Nepal, Kathmandu Valley, Patan
Goddess Tara with Hand in Gesture of Reassurance (Abhayamudra)
15th century

Painted wood
128 x 35.6 x 30.5 cm (50 3/8 x 14 x 12 in.)
Promised Gift of James W. and Marilynn Alsdorf, 230.1997

In Buddhism, the female represents prajna, or insight, without which one cannot achieve enlightenment. Among the most popular female goddesses is Tara, said to have been born from the petals of a lotus (symbol of enlightenment) on a lake of tears shed by her male counterpart, the bodhisattva Avalokiteshvara. Tara, also a bodhisattva, is the compassionate savior-goddess. She can appear in more than a dozen forms, which bear different attributes and are distinguished by their respective colors. Tara is usually depicted holding a lotus blossom, relating to the story of her birth.

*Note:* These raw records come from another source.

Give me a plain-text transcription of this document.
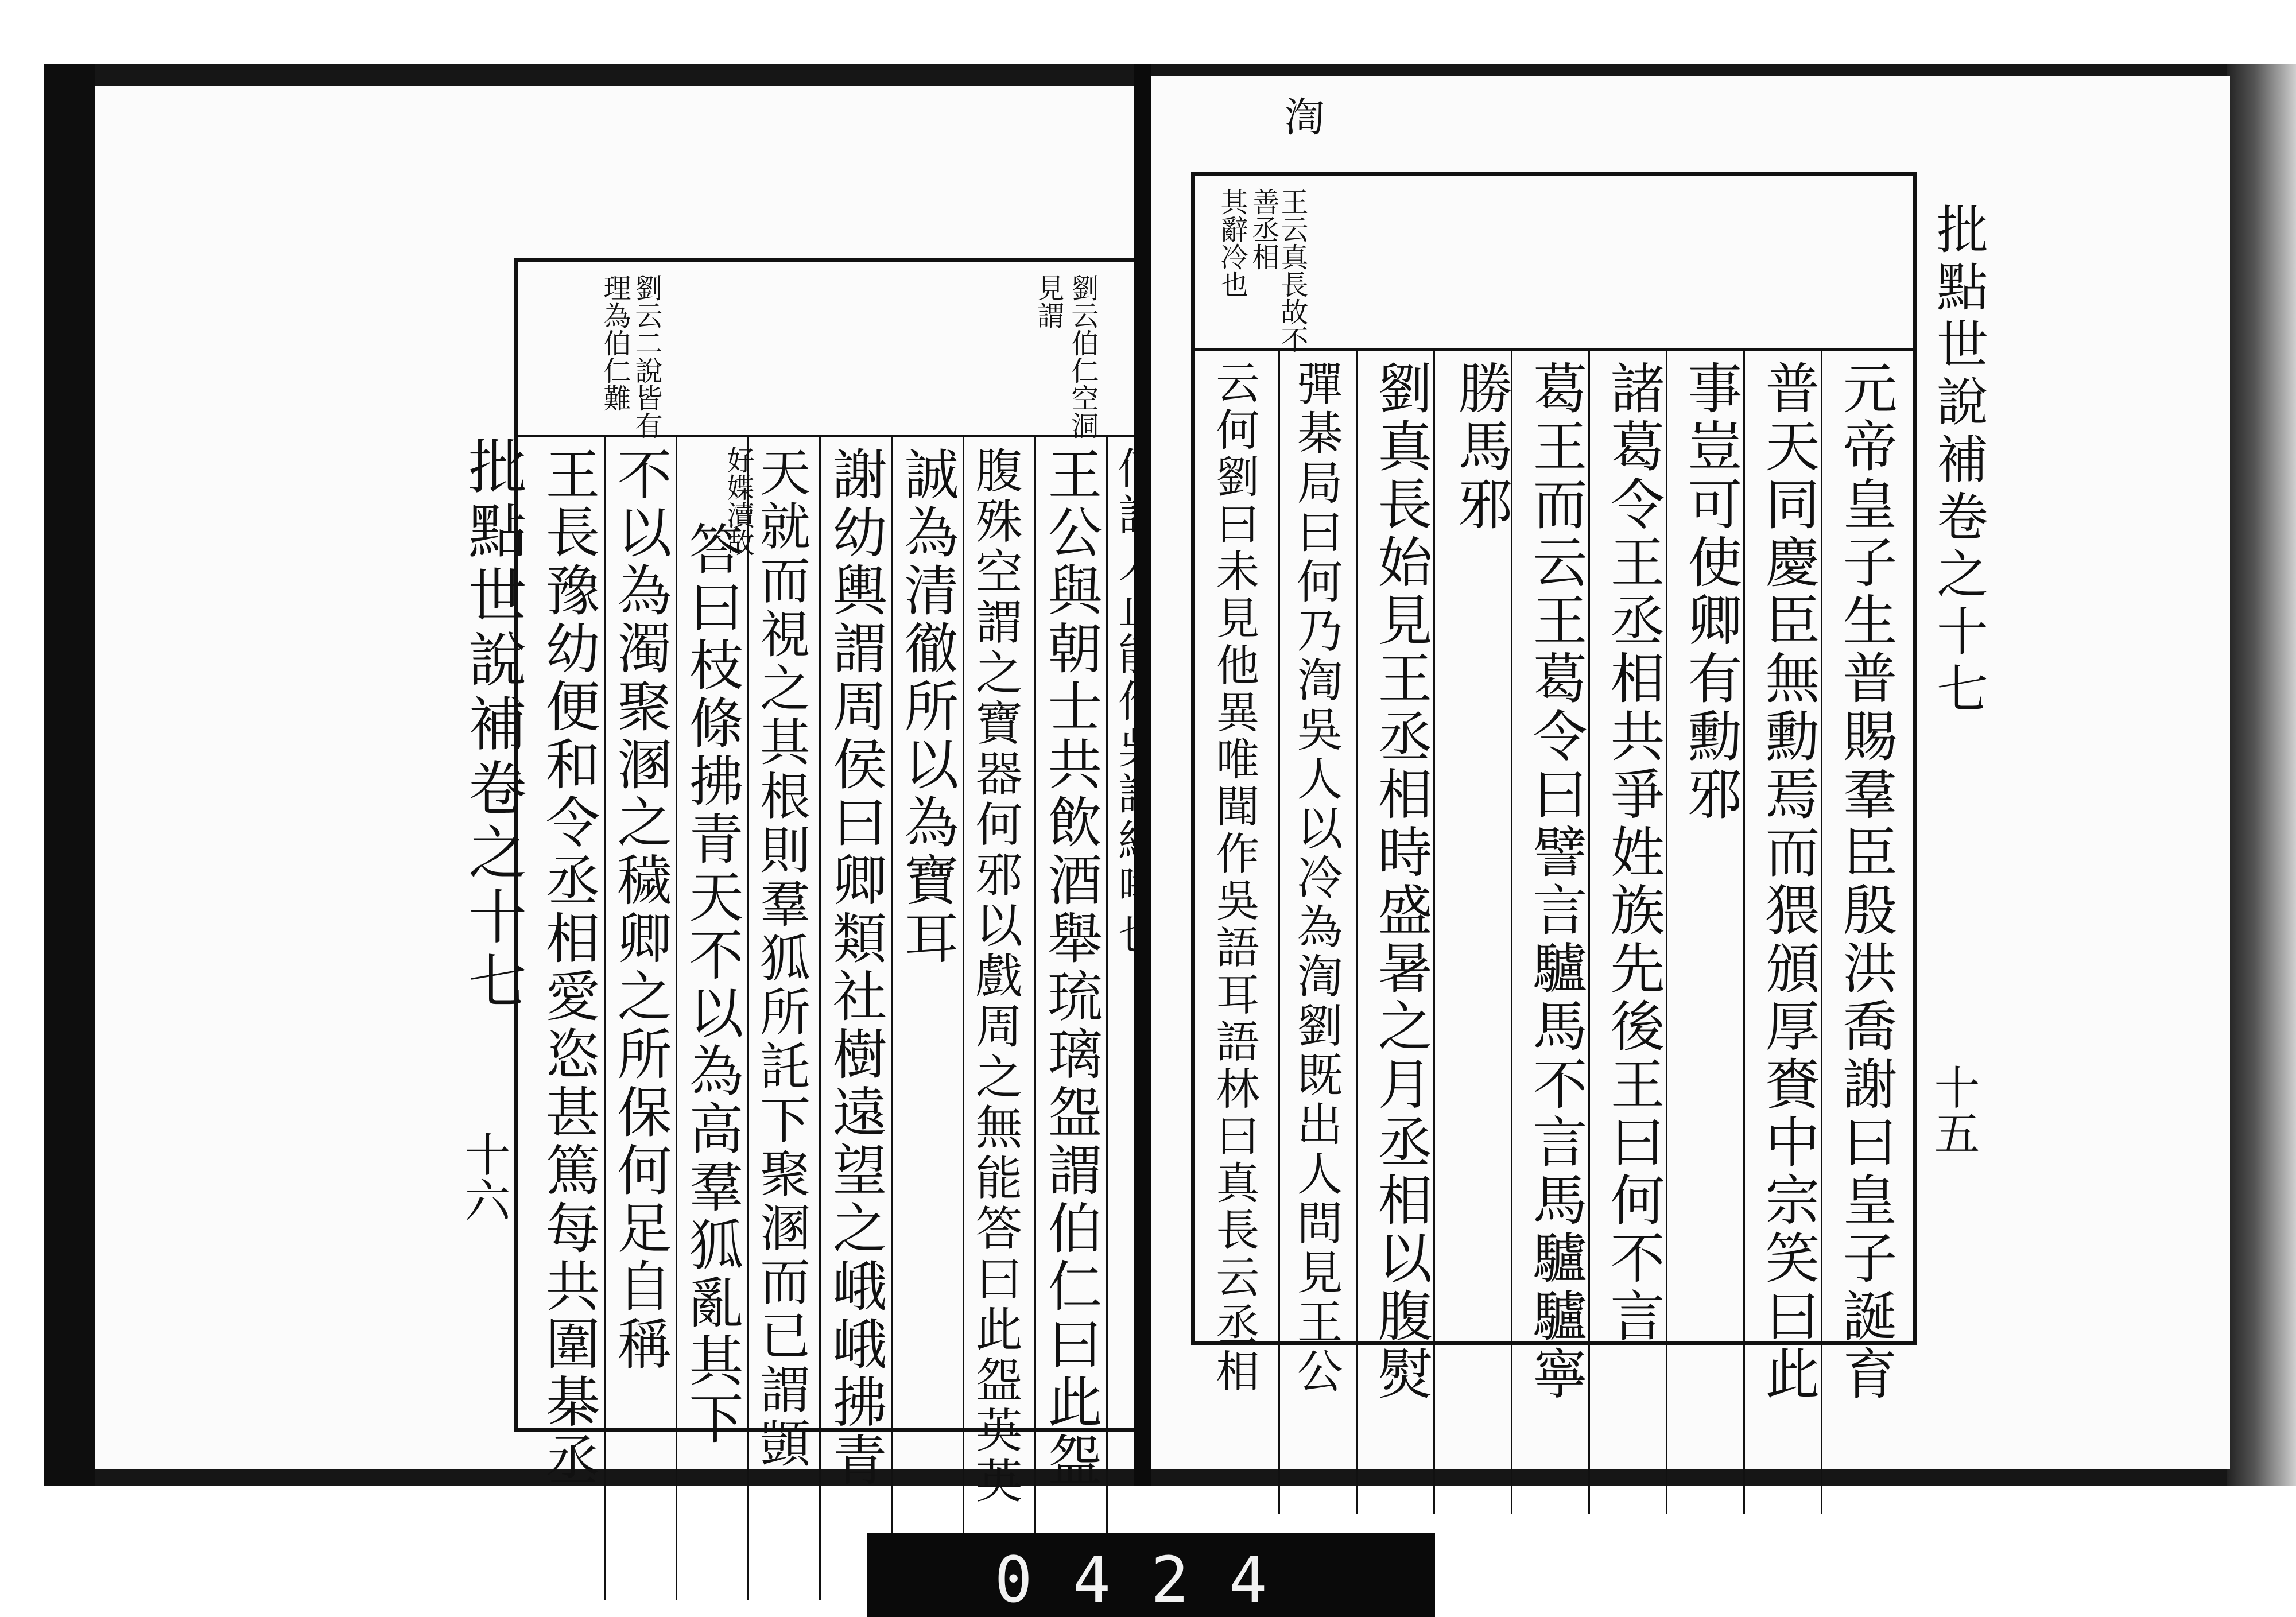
批點世說補卷之十七
十六
劉云伯仁空洞
見謂
劉云二說皆有
理為伯仁難
王公與朝士共飲酒舉琉璃盌謂伯仁曰此盌
腹殊空謂之寶器何邪以戲周之無能答曰此盌英英
誠為清徹所以為寶耳
謝幼輿謂周侯曰卿類社樹遠望之峨峨拂青
天就而視之其根則羣狐所託下聚溷而已謂顗
好媟瀆故
答曰枝條拂青天不以為高羣狐亂其下
不以為濁聚溷之穢卿之所保何足自稱
王長豫幼便和令丞相愛恣甚篤每共圍棊丞	十五
批點世說補卷之十七
王云真長故不
善丞相
其辭冷也
渹
元帝皇子生普賜羣臣殷洪喬謝曰皇子誕育
普天同慶臣無勳焉而猥頒厚賚中宗笑曰此
事豈可使卿有勳邪
諸葛令王丞相共爭姓族先後王曰何不言
葛王而云王葛令曰譬言驢馬不言馬驢驢寧
勝馬邪
劉真長始見王丞相時盛暑之月丞相以腹熨
彈棊局曰何乃渹吳人以冷為渹劉既出人問見王公
云何劉曰未見他異唯聞作吳語耳語林曰真長云丞相
0424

In this painted wood statue from Nepal, Tara stands in a graceful posture, raising her right hand in the mudra of reassurance. Originally, this statue would have stood in a temple and been periodically adorned with garments and ornaments that embellished its carved skirt and earrings. The facial features are typical of the wood-carved statues created in the Kathmandu Valley of Nepal in the 14th century. The distinctive shape of the head and face of this sculpture and other carved-wood portrayals of Tara from this region suggests that they are all products of a single workshop.